If you're a customer trying to use AI for high-stakes work, the question to start asking vendors is simple: *show me the schema*. If their API has a free-text "context" field or a "raw content" parameter, their privacy posture is exactly whatever they promise it is. No more, no less. If their API takes only counts, enums, and booleans, with a translation layer between their engine and the response, their guarantee exists independent of their behavior. That's worth paying for.
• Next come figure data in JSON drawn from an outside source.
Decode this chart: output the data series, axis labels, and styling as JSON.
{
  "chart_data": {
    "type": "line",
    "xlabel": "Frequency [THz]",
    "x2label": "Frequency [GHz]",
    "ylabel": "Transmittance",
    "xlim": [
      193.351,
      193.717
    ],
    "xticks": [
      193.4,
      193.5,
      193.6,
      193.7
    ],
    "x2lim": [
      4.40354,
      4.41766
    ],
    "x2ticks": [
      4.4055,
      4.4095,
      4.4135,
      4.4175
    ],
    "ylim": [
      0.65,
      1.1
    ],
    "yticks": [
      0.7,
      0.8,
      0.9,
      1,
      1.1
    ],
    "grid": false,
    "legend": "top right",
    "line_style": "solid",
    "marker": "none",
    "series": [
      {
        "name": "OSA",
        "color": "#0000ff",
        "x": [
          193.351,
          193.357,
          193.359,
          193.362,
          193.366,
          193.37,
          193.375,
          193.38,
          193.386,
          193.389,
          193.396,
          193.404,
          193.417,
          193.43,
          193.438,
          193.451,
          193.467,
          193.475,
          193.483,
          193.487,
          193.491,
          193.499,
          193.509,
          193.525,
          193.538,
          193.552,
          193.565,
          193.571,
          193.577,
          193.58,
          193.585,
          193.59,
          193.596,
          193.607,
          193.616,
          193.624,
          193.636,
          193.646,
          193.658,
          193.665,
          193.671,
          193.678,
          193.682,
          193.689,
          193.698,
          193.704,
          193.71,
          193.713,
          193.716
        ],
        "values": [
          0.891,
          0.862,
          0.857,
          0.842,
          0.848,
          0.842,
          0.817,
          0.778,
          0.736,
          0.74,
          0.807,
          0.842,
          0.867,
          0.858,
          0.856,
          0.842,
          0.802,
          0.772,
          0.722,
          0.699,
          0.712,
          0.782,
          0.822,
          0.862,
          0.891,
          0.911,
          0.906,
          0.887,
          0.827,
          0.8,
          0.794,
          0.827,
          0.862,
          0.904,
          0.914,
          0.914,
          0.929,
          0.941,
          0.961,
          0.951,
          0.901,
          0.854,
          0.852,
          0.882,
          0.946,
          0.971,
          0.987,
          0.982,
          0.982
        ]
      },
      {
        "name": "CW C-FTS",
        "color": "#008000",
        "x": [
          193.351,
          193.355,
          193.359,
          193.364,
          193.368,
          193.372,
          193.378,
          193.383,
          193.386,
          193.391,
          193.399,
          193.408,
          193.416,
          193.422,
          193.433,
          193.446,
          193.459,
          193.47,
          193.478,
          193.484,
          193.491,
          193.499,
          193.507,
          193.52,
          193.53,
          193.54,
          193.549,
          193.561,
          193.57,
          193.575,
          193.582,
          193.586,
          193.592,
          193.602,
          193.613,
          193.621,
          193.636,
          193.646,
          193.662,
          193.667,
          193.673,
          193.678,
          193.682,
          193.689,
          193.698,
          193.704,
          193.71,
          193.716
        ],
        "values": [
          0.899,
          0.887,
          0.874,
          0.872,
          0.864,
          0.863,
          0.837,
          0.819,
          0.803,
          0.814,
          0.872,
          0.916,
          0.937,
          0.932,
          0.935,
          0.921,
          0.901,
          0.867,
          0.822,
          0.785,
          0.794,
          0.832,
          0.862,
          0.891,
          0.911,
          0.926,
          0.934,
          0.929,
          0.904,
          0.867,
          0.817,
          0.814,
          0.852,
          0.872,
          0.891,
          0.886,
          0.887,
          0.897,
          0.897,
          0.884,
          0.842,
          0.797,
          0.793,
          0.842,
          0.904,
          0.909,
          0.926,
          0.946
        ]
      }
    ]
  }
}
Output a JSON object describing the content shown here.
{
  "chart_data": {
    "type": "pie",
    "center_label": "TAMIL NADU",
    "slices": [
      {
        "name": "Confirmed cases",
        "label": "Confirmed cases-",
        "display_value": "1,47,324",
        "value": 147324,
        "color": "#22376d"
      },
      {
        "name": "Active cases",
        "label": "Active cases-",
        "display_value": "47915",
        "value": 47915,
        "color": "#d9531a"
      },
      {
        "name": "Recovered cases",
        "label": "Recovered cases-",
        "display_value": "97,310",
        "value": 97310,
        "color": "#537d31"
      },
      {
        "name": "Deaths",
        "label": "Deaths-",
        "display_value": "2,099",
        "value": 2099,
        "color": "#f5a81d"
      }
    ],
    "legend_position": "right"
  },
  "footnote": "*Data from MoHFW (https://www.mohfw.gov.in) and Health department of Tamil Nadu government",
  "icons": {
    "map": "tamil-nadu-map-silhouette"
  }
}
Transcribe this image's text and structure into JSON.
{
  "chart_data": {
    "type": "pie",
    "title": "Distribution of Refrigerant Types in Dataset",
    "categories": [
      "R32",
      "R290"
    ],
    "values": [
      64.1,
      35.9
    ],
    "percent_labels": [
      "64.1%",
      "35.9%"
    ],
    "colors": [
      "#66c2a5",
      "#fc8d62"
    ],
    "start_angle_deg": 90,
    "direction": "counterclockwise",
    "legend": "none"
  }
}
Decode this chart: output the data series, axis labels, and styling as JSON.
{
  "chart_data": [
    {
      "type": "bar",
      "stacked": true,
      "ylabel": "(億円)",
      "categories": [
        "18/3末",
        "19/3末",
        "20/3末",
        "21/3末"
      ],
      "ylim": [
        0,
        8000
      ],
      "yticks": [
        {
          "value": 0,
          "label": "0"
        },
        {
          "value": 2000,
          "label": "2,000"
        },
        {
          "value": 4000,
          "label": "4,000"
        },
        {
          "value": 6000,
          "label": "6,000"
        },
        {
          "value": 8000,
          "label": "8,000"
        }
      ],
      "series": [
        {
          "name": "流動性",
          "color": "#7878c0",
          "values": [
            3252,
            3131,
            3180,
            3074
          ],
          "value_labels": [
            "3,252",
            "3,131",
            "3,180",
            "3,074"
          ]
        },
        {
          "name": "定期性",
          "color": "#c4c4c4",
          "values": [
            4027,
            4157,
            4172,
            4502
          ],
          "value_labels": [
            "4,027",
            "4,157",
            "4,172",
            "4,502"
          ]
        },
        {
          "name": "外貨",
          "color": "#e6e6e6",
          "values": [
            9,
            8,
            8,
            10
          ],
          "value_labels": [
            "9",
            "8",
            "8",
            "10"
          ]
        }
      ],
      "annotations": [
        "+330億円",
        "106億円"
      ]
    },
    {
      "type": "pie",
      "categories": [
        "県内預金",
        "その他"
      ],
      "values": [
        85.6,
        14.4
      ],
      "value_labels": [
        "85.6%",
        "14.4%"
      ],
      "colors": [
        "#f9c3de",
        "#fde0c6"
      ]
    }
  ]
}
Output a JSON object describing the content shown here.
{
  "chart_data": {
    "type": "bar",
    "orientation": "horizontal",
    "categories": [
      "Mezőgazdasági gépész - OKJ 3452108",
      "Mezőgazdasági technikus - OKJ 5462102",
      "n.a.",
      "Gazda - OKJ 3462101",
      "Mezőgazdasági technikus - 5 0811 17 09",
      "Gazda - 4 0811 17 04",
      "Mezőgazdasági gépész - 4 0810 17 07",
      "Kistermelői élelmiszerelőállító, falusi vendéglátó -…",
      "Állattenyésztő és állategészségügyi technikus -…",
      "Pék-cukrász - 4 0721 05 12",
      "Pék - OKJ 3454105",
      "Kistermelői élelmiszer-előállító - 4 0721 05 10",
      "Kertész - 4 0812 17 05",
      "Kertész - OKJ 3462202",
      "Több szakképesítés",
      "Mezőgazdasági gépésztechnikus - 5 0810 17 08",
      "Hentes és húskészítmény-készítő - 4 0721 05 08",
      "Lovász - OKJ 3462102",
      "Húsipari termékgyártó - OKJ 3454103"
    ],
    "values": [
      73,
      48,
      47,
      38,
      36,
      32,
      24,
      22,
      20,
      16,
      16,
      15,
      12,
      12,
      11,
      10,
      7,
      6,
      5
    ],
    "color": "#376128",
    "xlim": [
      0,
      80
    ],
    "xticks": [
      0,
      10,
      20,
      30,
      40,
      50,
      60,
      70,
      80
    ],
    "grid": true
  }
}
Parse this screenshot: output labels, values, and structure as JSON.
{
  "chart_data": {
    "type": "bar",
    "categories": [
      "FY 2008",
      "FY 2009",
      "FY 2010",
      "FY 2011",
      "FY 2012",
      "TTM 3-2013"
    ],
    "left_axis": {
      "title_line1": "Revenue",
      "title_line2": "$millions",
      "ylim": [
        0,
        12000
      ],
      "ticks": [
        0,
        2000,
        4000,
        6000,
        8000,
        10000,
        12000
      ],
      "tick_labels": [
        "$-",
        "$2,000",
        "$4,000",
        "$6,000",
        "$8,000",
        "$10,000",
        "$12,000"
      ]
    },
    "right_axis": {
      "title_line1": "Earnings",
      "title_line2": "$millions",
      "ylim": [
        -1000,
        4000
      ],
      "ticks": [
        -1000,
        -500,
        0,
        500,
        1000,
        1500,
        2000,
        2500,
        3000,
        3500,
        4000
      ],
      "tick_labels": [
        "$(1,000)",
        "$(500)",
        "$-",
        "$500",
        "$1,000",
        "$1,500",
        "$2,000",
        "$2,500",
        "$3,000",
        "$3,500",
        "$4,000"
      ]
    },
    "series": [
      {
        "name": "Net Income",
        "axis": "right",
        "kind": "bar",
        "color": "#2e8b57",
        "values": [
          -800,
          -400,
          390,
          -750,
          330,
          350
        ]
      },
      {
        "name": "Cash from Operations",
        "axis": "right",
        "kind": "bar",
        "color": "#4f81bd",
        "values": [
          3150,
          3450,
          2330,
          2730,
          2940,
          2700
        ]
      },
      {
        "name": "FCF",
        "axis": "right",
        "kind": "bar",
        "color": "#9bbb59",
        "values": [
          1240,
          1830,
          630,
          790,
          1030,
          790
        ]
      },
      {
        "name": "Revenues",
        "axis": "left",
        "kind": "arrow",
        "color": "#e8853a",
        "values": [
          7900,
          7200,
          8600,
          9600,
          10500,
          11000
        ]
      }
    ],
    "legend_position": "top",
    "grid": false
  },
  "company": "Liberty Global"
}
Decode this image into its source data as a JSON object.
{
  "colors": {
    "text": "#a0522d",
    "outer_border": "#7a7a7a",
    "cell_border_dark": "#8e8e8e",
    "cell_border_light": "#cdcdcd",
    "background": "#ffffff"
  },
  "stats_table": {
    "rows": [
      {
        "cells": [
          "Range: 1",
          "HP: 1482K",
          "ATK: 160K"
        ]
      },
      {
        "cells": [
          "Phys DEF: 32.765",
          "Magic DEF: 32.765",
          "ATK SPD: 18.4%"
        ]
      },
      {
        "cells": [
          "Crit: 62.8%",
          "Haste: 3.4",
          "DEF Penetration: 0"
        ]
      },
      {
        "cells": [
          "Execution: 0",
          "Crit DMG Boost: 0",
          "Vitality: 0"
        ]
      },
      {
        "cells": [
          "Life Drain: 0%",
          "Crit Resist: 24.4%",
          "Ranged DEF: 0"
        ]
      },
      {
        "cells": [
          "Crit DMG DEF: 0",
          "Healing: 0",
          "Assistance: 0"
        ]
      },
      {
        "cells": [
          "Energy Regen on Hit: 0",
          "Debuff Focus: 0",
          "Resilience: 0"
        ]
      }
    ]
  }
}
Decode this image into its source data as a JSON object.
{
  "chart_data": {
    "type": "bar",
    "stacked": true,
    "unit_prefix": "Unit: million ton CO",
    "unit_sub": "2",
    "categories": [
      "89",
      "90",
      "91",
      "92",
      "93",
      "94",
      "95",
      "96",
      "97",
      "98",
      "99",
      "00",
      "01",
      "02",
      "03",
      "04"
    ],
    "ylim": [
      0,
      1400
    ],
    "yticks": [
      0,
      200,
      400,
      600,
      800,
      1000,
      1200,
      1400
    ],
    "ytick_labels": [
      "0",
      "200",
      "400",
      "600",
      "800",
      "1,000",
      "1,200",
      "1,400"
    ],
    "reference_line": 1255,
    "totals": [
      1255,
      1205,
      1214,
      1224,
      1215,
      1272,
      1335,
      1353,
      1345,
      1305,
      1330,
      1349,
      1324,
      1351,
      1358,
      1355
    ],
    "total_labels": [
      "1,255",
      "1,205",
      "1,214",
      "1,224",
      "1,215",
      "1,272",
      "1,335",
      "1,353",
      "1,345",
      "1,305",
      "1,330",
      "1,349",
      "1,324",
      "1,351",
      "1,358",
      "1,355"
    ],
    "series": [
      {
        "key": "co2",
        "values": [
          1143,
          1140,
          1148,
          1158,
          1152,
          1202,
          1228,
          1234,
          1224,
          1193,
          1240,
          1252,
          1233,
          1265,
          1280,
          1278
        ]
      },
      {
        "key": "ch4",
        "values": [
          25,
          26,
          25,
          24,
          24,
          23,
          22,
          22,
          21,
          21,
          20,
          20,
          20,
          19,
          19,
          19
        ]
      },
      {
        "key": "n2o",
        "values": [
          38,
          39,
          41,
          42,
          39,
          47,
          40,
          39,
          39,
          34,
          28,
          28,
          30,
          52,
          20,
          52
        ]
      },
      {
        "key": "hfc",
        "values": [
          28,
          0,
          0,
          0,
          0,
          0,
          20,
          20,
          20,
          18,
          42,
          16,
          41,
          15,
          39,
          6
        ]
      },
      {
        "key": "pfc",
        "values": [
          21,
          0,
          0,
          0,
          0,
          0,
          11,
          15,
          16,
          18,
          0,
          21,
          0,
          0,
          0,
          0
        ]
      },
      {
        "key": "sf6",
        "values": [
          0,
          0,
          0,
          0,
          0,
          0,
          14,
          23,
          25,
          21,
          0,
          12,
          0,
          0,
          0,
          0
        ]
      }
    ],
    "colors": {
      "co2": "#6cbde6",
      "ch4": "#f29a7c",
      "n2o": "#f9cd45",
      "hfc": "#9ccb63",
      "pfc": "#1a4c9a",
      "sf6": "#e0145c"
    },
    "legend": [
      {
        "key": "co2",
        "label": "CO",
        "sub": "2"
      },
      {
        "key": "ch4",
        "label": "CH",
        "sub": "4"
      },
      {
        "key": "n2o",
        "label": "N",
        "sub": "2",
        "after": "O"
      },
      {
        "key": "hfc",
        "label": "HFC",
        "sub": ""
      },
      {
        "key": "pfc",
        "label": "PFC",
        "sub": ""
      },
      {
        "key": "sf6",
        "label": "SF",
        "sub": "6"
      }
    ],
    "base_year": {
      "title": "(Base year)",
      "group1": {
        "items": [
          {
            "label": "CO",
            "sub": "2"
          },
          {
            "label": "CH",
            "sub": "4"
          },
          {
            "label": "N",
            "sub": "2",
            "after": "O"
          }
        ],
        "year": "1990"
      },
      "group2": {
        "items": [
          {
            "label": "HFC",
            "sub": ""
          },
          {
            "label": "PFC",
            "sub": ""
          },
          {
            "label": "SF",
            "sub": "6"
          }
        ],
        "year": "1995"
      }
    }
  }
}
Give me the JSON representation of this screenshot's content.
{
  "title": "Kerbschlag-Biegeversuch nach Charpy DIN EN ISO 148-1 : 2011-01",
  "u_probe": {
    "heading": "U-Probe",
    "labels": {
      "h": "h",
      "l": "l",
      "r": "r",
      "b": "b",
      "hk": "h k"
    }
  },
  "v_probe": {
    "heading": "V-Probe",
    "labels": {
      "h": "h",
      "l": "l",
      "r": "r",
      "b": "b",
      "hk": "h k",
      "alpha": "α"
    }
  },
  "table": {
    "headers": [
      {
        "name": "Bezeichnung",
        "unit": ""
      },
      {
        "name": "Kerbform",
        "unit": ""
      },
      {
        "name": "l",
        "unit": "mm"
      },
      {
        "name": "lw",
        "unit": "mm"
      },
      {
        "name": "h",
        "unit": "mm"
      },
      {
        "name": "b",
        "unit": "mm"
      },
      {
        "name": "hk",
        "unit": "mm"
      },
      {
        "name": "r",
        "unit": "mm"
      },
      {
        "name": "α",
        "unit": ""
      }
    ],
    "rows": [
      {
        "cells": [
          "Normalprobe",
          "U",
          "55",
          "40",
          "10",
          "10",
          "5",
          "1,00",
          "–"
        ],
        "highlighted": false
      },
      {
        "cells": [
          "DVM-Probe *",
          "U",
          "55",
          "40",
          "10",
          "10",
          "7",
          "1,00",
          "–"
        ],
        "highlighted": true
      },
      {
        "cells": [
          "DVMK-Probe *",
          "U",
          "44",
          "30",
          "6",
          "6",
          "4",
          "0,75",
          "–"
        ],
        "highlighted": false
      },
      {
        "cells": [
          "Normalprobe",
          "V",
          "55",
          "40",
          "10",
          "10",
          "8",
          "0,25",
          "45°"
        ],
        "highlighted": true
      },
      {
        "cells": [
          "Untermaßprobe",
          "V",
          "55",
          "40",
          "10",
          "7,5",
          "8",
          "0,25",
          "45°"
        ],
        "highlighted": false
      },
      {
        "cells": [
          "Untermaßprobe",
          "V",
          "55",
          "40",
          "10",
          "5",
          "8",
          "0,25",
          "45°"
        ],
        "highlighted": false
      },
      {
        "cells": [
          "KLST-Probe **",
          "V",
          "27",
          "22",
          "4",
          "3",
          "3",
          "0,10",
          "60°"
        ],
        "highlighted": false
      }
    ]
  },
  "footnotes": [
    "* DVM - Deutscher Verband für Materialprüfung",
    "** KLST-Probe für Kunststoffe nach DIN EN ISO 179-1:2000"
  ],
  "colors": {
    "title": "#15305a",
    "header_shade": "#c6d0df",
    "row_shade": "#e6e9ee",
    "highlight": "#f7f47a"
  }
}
If you're in a regulated industry, this is a structural answer to questions you've been getting structural-sounding answers about for years. The protocol either has a field for the regulated data or it doesn't. That's a question your engineers can answer by reading the API spec. It can be inspected, tested, and re-verified at every release without anyone in legal having to renegotiate a thing.

If you're an engineer building AI agents that need to call specialty services, this is how to wire them up. The local agent shapes the work. The remote service evaluates the shape. The response comes back already laundered. You get the specialty service's expertise without either side losing anything.

The whole conversation about AI privacy has been about protecting what crosses the wire. The reframe is to design what's allowed to cross in the first place, and then notice how many systems could be redesigned around that question, and how many entire product categories have been waiting for someone to redesign them.

The whole industry has been asking those parties to trust each other. The protocol I'm describing makes trust beside the point. The guarantee lives in the wire format, not in anyone's good intentions.